I am writing these words in 1984, but this grandfather of mine was born, believe it or not, in 1820, shortly after Wellington had defeated Napoleon at Waterloo. If my grandfather had been alive today, he would have been one hundred and sixty-four years old. My father would have been one hundred and twenty-one. Both my father and my grandfather were late starters so far as children were concerned.
When my father was fourteen, which is still more than one hundred years ago, he was up on the roof of the family house replacing some loose tiles when he slipped and fell. He broke his left arm below the elbow somebody ran to fetch the doctor, and half an hour later this gentleman made a majestic and drunken arrival in his horse-drawn buggy he was so drunk that he mistook the fractured elbow for a dislocated shoulder.

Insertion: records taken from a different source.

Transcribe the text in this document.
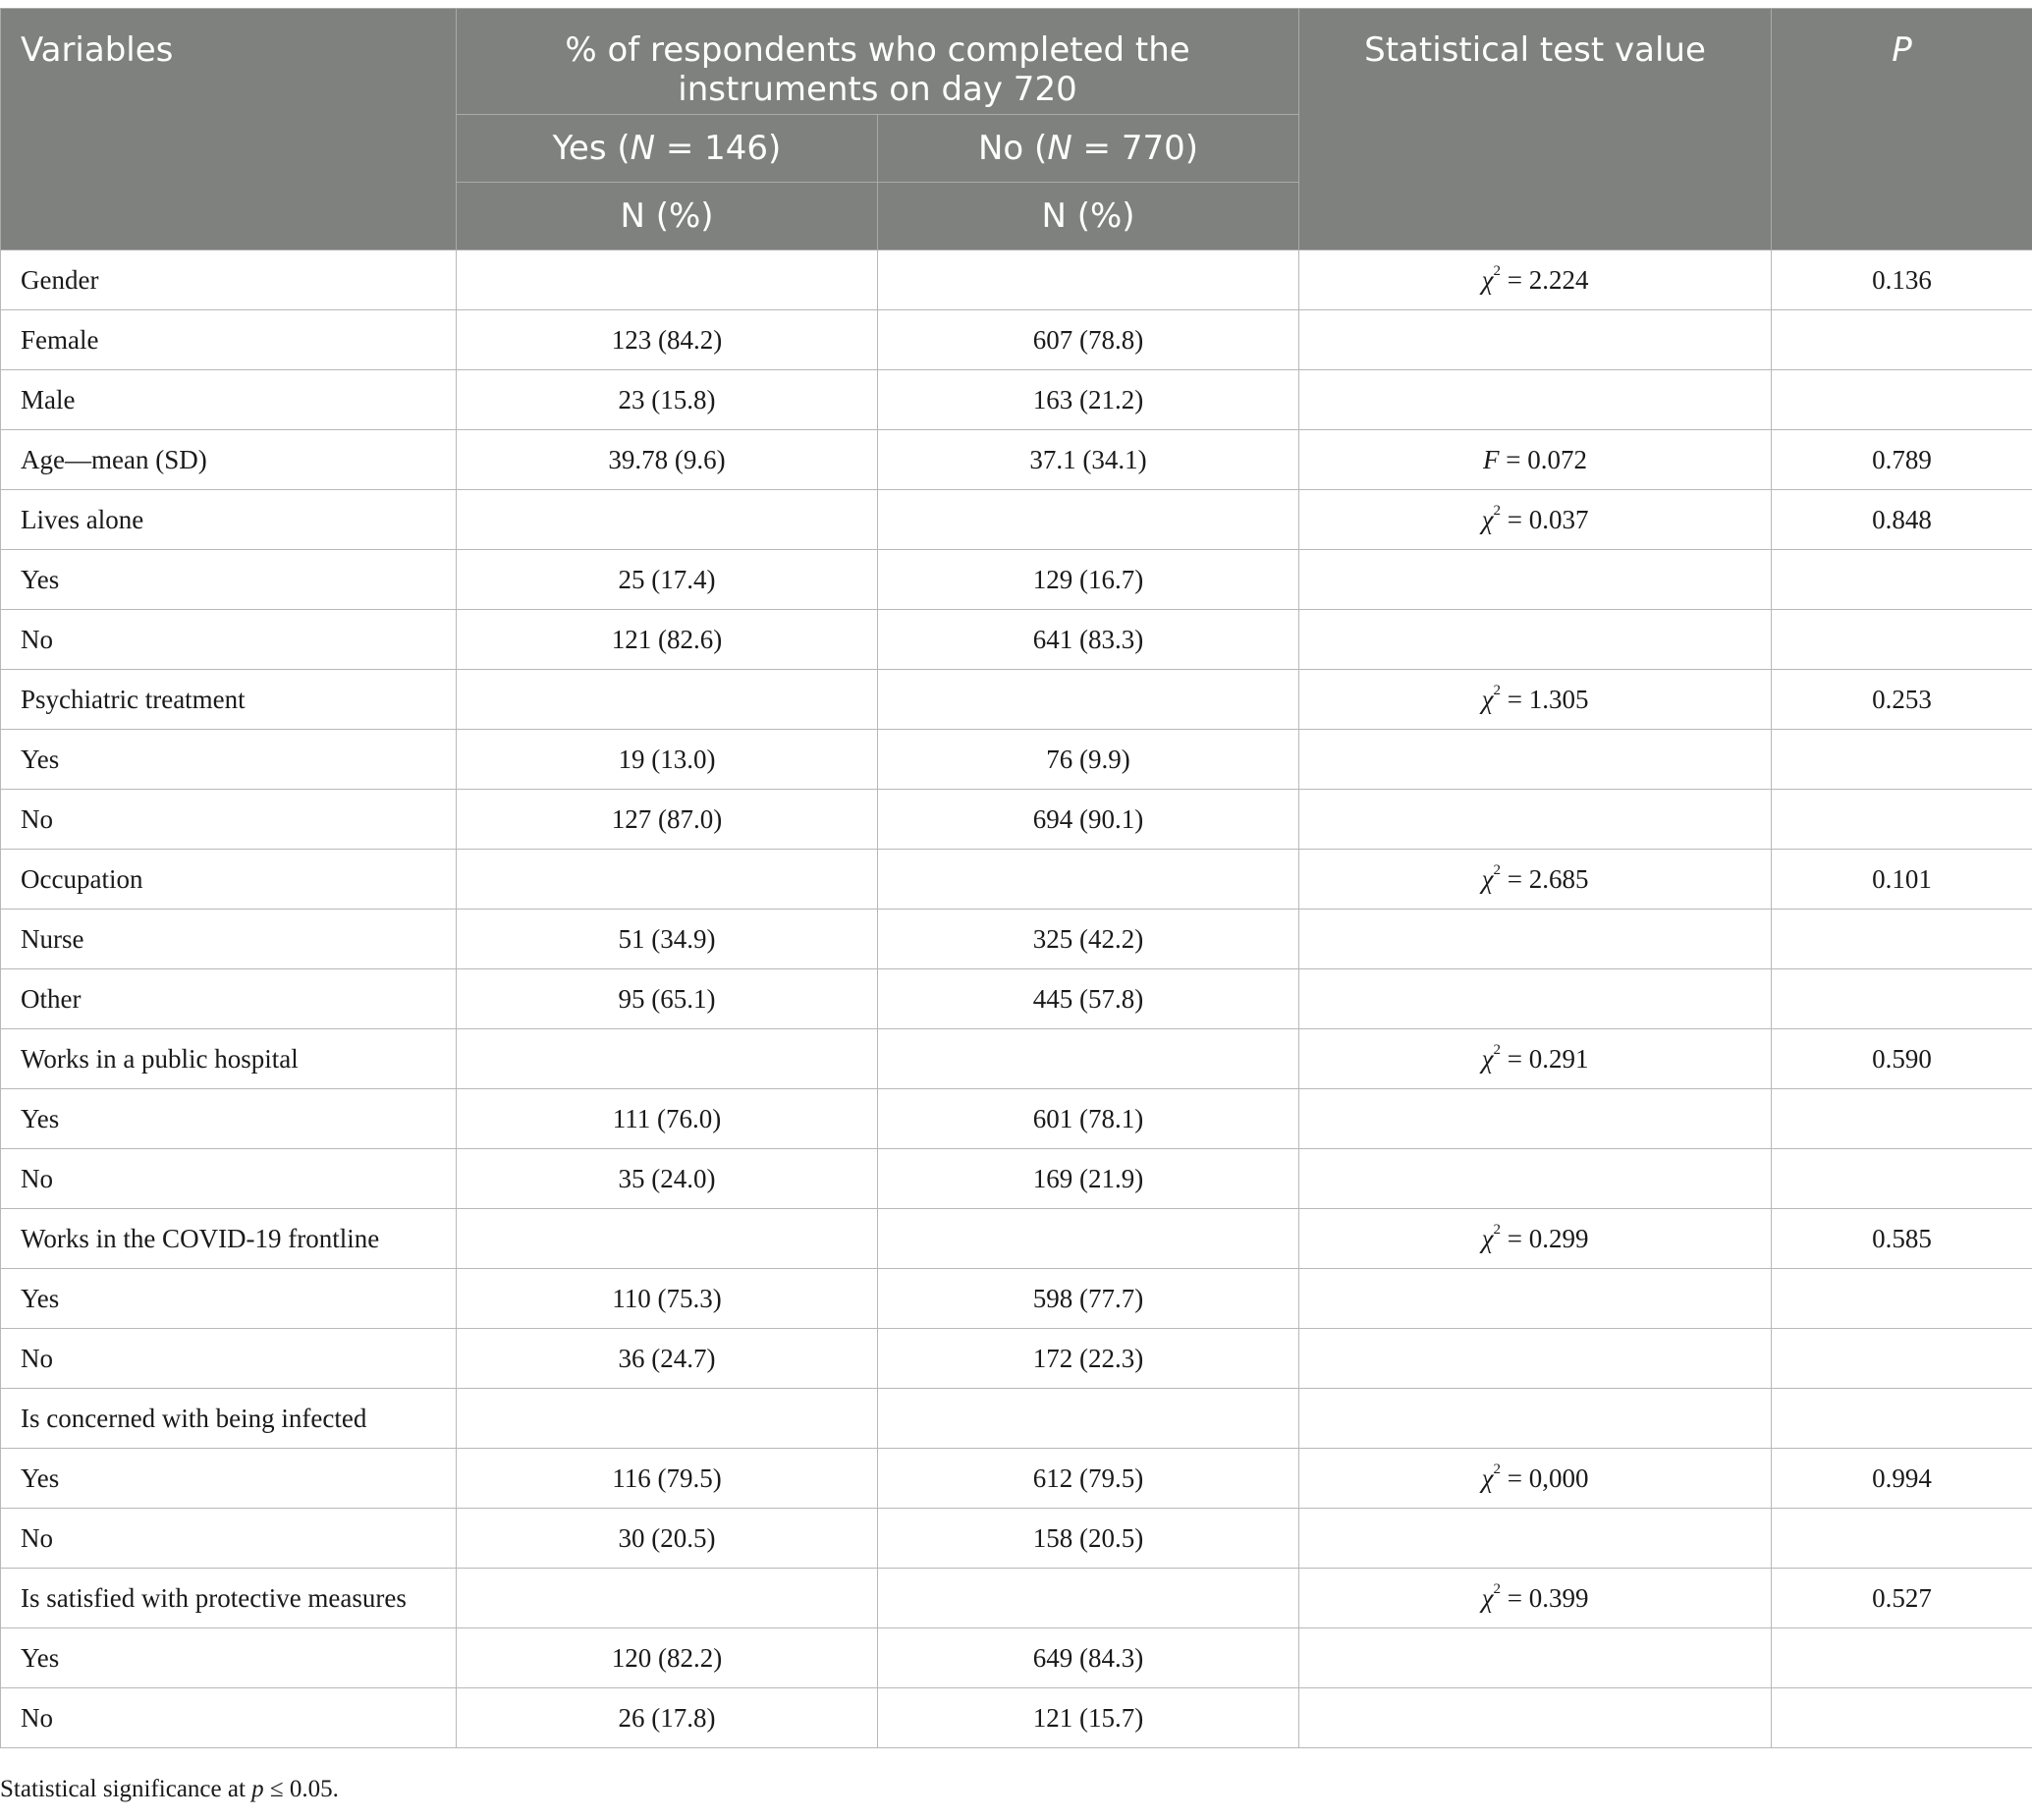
Variables	% of respondents who completed the instruments on day 720		Statistical test value	P
	Yes (N = 146)	No (N = 770)		
	N (%)	N (%)		
Gender			$\chi^2 = 2.224$	0.136
Female	123 (84.2)	607 (78.8)		
Male	23 (15.8)	163 (21.2)		
Age—mean (SD)	39.78 (9.6)	37.1 (34.1)	F = 0.072	0.789
Lives alone			$\chi^2 = 0.037$	0.848
Yes	25 (17.4)	129 (16.7)		
No	121 (82.6)	641 (83.3)		
Psychiatric treatment			$\chi^2 = 1.305$	0.253
Yes	19 (13.0)	76 (9.9)		
No	127 (87.0)	694 (90.1)		
Occupation			$\chi^2 = 2.685$	0.101
Nurse	51 (34.9)	325 (42.2)		
Other	95 (65.1)	445 (57.8)		
Works in a public hospital			$\chi^2 = 0.291$	0.590
Yes	111 (76.0)	601 (78.1)		
No	35 (24.0)	169 (21.9)		
Works in the COVID-19 frontline			$\chi^2 = 0.299$	0.585
Yes	110 (75.3)	598 (77.7)		
No	36 (24.7)	172 (22.3)		
Is concerned with being infected				
Yes	116 (79.5)	612 (79.5)	$\chi^2 = 0,000$	0.994
No	30 (20.5)	158 (20.5)		
Is satisfied with protective measures			$\chi^2 = 0.399$	0.527
Yes	120 (82.2)	649 (84.3)		
No	26 (17.8)	121 (15.7)		
Statistical significance at p ≤ 0.05.
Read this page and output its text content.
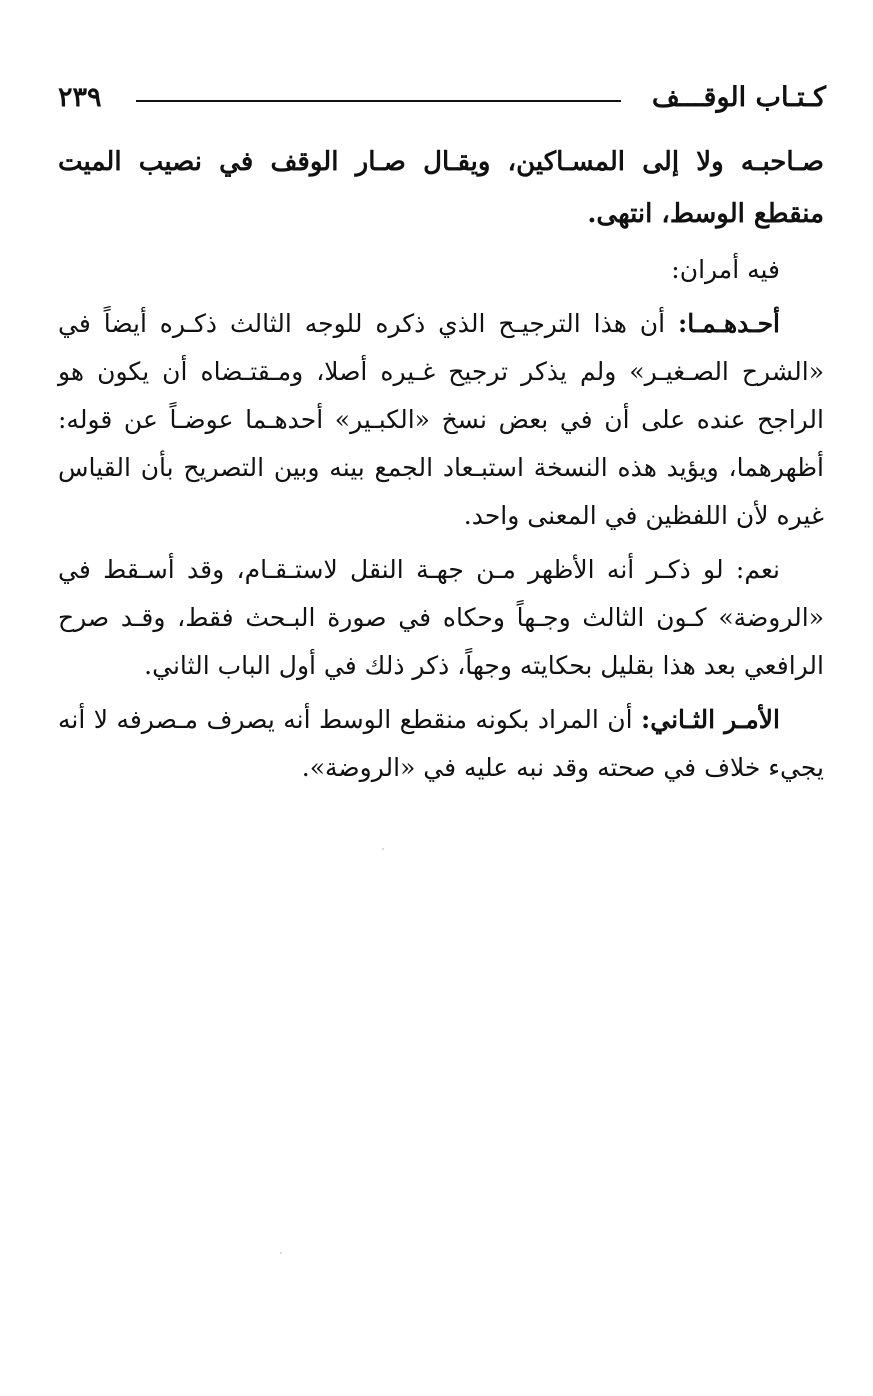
كـتـاب الوقـــف
٢٣٩

صـاحبـه ولا إلى المسـاكين، ويقـال صـار الوقف في نصيب الميت منقطع الوسط، انتهى.

فيه أمران:

أحـدهـمـا: أن هذا الترجيـح الذي ذكره للوجه الثالث ذكـره أيضاً في «الشرح الصـغيـر» ولم يذكر ترجيح غـيره أصلا، ومـقتـضاه أن يكون هو الراجح عنده على أن في بعض نسخ «الكبـير» أحدهـما عوضـاً عن قوله: أظهرهما، ويؤيد هذه النسخة استبـعاد الجمع بينه وبين التصريح بأن القياس غيره لأن اللفظين في المعنى واحد.

نعم: لو ذكـر أنه الأظهر مـن جهـة النقل لاستـقـام، وقد أسـقط في «الروضة» كـون الثالث وجـهاً وحكاه في صورة البـحث فقط، وقـد صرح الرافعي بعد هذا بقليل بحكايته وجهاً، ذكر ذلك في أول الباب الثاني.

الأمـر الثـاني: أن المراد بكونه منقطع الوسط أنه يصرف مـصرفه لا أنه يجيء خلاف في صحته وقد نبه عليه في «الروضة».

“Many remarkable things did happen to Roald Dahl when he was a boy, and maybe that's where some of the marvellous ideas for his books came from. This is the story of his own childhood.”
What I thought:
I must have last read this book over twenty years ago. It was more gruesome than I remembered and had some really horrid moments – just the sort of thing a child might like!
It was a good book and showed where some of his book ideas came from and was an enjoyable read in itself.